Developers have updated the WordPress plugin File Manager to fix a critical vulnerability that could have allowed hackers to gain complete access to nearly 700 thousand WordPress websites.
The unauthenticated file upload vulnerability could allow an attacker to upload malicious files on WordPress sites running older versions of the File Manager Plugin.
The problem stemmed after a renamed file, originally provided by a third-party dependency elFinder, was accidentally added to the project instead of being kept as a local file. Unfortunately, the File Manager development team renamed the reference file as “.php” during development.
“This change allowed any unauthenticated user to directly access this file and execute arbitrary commands to the library, including uploading and modifying files, ultimately leaving the website vulnerable to a complete takeover,” Antony Garand from Sucuri warned in a blog post.

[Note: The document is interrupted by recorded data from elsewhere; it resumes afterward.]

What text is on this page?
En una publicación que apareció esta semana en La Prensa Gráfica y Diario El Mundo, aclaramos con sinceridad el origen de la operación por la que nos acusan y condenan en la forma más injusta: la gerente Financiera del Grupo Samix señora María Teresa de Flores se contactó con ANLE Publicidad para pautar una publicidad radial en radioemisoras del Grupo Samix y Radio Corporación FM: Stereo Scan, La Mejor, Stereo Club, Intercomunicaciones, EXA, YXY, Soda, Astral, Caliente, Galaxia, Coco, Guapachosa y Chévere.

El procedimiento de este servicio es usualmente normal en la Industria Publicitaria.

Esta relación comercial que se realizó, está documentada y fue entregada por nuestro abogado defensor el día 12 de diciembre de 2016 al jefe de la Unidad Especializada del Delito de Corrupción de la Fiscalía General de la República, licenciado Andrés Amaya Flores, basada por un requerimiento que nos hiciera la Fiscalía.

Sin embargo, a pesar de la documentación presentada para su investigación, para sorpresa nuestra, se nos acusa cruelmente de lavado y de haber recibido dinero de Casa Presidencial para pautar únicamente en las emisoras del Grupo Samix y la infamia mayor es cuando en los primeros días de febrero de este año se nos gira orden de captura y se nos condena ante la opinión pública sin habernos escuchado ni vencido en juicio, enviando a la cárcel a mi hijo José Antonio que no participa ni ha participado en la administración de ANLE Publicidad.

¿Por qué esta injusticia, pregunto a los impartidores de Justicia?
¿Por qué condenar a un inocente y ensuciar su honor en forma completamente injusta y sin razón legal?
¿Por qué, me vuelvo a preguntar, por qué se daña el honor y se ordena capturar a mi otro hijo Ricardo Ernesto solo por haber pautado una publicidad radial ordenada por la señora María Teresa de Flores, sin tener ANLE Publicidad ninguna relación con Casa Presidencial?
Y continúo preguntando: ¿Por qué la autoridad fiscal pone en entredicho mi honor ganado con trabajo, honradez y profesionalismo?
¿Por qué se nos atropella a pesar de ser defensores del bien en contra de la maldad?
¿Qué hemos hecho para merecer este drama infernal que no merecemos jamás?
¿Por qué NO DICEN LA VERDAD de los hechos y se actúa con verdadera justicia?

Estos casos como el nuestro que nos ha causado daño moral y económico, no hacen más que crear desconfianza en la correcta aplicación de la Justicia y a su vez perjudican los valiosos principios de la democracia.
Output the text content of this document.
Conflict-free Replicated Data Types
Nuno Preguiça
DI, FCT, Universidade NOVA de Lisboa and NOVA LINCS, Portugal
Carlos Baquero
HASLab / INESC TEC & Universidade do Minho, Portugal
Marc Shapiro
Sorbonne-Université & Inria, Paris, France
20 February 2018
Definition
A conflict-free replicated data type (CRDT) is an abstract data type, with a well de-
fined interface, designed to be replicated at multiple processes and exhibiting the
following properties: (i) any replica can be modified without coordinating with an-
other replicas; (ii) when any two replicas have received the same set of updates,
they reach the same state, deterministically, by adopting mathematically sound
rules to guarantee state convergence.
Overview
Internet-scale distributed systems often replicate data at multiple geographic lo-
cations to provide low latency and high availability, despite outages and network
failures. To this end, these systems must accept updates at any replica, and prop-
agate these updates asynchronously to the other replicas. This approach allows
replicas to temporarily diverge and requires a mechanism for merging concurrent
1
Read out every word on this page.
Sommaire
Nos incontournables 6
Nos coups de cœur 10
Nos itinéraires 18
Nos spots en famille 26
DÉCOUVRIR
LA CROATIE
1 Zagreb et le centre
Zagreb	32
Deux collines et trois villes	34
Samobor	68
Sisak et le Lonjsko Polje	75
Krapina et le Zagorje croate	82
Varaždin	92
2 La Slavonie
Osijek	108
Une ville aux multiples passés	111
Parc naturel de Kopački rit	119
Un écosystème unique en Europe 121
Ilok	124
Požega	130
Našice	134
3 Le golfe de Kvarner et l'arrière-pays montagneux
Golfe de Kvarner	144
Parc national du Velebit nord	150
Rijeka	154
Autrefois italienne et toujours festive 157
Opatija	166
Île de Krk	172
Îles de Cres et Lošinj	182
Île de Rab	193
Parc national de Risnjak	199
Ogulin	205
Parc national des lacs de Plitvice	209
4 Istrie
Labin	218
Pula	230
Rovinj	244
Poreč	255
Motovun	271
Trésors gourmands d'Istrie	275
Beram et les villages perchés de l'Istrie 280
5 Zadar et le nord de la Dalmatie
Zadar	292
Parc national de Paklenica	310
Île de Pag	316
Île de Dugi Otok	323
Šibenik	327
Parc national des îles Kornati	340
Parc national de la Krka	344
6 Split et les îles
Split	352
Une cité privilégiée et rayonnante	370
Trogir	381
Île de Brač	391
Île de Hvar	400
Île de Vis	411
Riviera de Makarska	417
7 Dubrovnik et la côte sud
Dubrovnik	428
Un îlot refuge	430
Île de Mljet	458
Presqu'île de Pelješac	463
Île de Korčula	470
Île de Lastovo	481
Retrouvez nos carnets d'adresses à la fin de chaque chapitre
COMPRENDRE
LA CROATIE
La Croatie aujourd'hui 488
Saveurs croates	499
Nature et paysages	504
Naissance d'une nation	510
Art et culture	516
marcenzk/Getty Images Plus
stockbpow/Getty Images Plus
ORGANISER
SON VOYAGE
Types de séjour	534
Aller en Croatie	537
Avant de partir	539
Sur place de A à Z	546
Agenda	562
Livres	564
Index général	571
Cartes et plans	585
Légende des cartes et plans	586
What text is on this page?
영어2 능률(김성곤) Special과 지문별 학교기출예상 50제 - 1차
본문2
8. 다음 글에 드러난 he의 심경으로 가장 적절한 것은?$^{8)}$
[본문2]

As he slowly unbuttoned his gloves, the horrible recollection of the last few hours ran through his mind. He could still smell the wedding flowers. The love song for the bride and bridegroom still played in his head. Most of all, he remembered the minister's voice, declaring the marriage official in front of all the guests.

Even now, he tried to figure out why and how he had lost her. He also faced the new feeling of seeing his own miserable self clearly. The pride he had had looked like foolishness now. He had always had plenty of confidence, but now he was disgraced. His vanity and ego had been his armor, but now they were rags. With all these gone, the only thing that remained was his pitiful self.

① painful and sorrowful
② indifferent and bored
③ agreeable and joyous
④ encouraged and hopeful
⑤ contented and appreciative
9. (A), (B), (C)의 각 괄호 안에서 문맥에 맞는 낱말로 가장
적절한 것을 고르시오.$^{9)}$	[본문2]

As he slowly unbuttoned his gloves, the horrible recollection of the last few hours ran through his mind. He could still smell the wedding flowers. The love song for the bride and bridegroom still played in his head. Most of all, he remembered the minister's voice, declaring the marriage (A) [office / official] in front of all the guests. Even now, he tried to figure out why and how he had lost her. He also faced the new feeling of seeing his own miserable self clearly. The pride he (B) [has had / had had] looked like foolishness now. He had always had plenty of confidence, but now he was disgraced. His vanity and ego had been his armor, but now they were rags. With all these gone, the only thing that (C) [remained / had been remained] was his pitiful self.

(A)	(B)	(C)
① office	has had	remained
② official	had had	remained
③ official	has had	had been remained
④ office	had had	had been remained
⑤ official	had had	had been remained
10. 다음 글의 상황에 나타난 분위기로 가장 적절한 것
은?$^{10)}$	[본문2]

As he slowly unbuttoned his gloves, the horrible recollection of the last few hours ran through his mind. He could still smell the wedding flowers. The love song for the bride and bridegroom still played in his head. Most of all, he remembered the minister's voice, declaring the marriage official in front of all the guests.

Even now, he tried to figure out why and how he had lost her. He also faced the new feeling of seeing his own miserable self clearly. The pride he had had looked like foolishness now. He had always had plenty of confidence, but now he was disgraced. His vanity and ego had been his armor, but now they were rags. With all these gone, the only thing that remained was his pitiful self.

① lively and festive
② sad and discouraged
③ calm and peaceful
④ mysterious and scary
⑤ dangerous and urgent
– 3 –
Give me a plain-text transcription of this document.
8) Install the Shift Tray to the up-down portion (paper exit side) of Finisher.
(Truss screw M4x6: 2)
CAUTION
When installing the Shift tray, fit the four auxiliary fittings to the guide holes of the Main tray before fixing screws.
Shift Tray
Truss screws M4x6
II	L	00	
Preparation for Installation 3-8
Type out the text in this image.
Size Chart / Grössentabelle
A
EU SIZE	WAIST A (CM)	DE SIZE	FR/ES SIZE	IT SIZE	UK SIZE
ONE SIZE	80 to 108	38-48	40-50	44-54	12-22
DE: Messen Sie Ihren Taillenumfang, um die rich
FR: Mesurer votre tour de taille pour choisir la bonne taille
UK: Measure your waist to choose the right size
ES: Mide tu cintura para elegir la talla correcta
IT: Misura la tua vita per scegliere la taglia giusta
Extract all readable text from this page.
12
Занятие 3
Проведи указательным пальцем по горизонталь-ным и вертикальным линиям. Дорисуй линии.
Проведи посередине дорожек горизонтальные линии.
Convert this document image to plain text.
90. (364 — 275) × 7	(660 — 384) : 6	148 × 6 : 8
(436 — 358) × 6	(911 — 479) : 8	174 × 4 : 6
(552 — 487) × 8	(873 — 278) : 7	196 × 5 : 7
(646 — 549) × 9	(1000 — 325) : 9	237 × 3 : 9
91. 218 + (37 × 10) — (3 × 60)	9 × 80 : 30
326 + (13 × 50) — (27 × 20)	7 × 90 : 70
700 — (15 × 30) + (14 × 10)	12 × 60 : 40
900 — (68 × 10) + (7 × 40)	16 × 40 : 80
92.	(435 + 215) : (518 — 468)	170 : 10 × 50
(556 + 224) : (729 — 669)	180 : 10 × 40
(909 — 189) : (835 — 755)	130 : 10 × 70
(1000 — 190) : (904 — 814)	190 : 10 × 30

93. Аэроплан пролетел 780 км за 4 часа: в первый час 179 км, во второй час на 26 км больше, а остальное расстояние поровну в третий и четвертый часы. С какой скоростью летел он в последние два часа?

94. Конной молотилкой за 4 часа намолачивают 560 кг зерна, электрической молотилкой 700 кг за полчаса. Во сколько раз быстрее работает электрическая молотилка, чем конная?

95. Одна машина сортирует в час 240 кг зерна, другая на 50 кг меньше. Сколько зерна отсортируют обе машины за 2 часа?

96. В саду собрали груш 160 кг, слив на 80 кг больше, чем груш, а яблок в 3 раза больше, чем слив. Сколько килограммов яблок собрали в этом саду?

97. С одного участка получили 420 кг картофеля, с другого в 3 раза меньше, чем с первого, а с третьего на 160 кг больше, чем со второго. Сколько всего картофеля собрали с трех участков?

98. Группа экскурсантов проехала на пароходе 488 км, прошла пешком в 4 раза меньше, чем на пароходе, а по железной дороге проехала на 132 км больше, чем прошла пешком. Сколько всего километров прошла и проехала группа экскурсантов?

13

Sucuri also observed hundreds of thousands of malicious probes attempting to exploit the plugin vulnerability.
“The first attack we noticed was on August 31st, one day before the plugin was updated, with an average of 1.5k attacks per hour. On September 1st, we had an average of 2.5k attacks per hour, and on September 2nd we had peaks of over 10k attacks per hour,” Sucuri added.
The File Manager plugin was patched with release version 6.9 on September 1, shortly after the attacks were first observed.
WordPress administrators should update the plugin to latest version as soon as possible.